Percy Vílchez Pantoja (born 15 December 1952) is a retired Peruvian football player that played as a forward. Nicknamed "Chino", he was part of the squad of Universitario de Deportes during the early 1970s, known for being a major contribution to the team playing in the 1972 Copa Libertadores finals. He also played for Peru in the Brazil Independence Cup but didn't travel with the rest of the team.

==Early life==
As a child, Vílchez was described as having lung complications by his doctors, and a possible infection with tuberculosis. With his medic recommending more activity in his life, living near the beach, Vílchez had a daily routine of waking up at five in the morning and went on morning runs.

==Club career==
In his youth career, he played for Colegio Nacional San José de Chiclayo. Vílchez had to decide to play for either Alfonso Ugarte de Chiclín, Carlos A. Mannucci or Juan Aurich with his final choice being the latter. Starting in the 1971 season, he played for Universitario de Deportes with his preliminary match having scored 5 goals against Alianza Atlético at Chiclayo and travelled with the team to Lima on the same day.

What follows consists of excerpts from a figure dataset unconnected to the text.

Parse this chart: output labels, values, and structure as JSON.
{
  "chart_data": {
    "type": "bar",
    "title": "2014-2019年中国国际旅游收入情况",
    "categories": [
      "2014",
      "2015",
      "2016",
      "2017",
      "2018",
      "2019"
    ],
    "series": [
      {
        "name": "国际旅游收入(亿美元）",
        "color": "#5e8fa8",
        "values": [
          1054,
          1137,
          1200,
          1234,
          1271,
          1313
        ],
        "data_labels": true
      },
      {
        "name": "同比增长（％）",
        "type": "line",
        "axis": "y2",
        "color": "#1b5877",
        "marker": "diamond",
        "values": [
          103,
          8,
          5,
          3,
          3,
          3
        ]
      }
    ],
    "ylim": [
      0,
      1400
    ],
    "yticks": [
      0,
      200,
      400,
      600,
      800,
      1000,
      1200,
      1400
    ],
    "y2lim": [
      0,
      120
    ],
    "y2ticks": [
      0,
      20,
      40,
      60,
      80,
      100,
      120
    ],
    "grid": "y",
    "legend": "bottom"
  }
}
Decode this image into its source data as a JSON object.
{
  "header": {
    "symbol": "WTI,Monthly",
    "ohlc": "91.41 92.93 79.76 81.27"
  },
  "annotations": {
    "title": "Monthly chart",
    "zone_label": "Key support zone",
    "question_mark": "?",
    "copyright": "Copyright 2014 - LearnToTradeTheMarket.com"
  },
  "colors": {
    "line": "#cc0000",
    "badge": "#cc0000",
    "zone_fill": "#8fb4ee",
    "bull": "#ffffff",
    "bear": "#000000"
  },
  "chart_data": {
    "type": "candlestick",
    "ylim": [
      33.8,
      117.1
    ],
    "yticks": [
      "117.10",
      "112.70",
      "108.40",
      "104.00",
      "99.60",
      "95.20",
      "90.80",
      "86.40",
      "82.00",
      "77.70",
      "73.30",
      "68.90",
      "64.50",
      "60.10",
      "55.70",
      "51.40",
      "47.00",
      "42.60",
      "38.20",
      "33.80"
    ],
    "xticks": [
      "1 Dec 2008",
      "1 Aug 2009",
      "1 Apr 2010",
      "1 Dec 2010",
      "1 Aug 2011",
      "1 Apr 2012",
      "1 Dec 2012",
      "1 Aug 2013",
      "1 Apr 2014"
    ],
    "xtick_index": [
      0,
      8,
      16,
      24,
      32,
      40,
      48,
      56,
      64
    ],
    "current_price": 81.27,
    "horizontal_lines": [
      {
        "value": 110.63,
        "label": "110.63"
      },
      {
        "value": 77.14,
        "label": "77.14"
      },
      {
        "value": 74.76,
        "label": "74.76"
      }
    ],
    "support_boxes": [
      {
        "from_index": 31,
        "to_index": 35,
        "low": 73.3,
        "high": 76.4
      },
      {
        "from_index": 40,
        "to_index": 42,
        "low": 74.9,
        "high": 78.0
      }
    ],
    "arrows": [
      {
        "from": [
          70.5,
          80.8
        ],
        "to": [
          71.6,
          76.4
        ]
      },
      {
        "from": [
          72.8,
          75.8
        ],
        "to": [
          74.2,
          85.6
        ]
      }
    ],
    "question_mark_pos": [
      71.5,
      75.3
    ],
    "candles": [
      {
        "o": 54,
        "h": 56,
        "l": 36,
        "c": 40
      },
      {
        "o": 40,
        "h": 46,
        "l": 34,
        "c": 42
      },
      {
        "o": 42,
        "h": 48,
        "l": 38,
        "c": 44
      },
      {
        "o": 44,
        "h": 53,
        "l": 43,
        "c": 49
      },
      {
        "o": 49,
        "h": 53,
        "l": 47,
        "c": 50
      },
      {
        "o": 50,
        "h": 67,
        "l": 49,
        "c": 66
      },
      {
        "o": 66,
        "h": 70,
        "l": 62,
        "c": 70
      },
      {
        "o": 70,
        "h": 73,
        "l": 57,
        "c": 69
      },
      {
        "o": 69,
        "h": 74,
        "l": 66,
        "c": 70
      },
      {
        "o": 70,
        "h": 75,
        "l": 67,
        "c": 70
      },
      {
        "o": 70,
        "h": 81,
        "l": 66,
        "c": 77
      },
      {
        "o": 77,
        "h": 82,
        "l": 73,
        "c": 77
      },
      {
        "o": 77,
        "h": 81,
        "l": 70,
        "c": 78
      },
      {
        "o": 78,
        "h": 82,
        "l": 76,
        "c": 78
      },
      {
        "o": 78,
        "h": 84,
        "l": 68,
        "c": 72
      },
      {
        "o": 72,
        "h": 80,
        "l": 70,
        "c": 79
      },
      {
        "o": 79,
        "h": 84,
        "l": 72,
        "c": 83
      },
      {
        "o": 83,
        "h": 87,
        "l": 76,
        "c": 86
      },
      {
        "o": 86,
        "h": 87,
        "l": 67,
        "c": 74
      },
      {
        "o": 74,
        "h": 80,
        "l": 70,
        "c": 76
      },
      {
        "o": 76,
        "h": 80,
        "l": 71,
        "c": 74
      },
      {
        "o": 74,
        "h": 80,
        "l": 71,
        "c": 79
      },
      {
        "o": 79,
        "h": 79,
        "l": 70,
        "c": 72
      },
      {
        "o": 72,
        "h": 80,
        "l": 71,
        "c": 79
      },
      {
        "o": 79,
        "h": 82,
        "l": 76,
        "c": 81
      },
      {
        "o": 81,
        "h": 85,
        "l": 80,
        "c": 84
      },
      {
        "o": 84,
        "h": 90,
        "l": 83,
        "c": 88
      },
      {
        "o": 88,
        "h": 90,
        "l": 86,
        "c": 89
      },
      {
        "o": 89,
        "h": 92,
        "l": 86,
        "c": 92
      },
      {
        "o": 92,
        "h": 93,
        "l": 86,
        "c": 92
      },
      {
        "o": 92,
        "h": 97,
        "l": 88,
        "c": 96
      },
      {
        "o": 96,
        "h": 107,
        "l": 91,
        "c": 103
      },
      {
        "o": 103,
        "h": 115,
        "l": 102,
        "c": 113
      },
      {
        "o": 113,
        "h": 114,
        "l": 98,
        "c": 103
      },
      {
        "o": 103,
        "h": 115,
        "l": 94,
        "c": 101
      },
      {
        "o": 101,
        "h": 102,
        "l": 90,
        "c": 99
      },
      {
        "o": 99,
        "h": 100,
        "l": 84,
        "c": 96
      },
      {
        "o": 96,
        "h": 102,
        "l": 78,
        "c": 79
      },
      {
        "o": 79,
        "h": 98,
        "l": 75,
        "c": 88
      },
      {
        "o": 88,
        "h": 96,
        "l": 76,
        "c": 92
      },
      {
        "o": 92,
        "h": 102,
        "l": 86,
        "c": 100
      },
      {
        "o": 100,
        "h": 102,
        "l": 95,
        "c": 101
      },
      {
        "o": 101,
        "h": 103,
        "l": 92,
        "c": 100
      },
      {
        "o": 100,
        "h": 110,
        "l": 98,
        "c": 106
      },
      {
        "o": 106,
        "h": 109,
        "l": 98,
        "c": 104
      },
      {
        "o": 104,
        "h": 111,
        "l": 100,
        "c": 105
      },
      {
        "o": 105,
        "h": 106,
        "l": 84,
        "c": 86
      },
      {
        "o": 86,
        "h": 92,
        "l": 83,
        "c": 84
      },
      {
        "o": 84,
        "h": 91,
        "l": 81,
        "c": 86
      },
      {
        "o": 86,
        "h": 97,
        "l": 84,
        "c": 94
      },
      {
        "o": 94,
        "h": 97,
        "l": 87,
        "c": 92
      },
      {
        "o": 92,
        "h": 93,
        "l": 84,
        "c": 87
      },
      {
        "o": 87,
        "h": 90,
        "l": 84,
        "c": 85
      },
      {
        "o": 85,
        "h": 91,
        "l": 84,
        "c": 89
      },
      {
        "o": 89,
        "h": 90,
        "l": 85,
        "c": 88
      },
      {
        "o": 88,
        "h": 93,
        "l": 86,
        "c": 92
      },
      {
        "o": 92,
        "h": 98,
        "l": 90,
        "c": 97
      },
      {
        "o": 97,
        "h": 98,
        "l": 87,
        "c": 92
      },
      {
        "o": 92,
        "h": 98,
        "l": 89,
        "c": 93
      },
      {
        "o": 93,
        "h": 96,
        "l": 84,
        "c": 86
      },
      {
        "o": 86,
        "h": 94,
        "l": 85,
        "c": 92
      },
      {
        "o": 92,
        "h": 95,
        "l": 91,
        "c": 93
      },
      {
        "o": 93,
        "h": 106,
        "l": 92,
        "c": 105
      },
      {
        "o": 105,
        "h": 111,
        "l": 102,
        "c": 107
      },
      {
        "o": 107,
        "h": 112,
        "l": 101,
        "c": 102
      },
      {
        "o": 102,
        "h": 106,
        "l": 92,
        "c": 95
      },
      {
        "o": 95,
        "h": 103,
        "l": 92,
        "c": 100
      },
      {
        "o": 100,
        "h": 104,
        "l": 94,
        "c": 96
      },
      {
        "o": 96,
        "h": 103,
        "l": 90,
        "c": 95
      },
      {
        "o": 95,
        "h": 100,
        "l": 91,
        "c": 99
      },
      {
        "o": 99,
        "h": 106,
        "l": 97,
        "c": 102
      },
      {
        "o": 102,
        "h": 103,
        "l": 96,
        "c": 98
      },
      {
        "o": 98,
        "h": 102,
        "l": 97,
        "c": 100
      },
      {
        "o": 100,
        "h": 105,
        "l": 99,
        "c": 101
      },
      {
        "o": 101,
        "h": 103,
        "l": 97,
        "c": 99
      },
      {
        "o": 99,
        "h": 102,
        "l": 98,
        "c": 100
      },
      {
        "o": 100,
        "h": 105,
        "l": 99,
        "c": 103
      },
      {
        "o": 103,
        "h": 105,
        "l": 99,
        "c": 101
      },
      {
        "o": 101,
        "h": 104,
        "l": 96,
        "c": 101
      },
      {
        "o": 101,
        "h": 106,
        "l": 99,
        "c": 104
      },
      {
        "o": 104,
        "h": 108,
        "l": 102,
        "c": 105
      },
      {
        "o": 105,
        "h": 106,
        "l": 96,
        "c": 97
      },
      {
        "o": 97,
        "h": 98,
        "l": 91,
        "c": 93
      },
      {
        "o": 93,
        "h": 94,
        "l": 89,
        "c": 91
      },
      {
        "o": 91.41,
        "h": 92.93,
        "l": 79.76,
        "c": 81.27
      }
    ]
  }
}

During the 1972 Copa Libertadores he scored several goals against various clubs, contributing to the team reaching the 1972 Copa Libertadores finals. His most famous goal of the tournament was in the match against Nacional where he "danced" against goalkeeper Manga, scoring three goals in the match. As a result of this match, several clubs such as Nacional of Uruguay and Botafogo of Brazil made offers to Vílchez for his transfer. Instead, he chose to remain in Universitario for two more years before transferring to Atlético Chalaco for the 1974 season and to Valencia in Venezuela for the first half of the 1975 season. Due to the many plays and experience he had made, Tiburones Rojos de Veracruz showed interest in Vílchez and signed him up until the 1977 season.

Vílchez returned to play for Universitario de Deportes for the remainder of the 1977 season all the way to the 1982 season, notably scoring against Palmeiras during the 1979 Copa Libertadores. In 1982, while playing in a match against Alianza Lima, he found himself attempting to make a goal against Alianza goalkeeper José González Ganoza when defender Tomás Farfán sprained his right leg, causing Vílchez to be unable to play for the remainder of the match. He retired a year later for the 1983 season for Juan Aurich.

==International career==
Unlike many Peruvian players of the 1970s generation, Vílchez didn't make his official debut with Peru, appearing only in preliminary rosters but not playing any matches with a notable instance of this being listed for the Peruvian roster of the Brazil Independence Cup but not travelling with the rest of the team.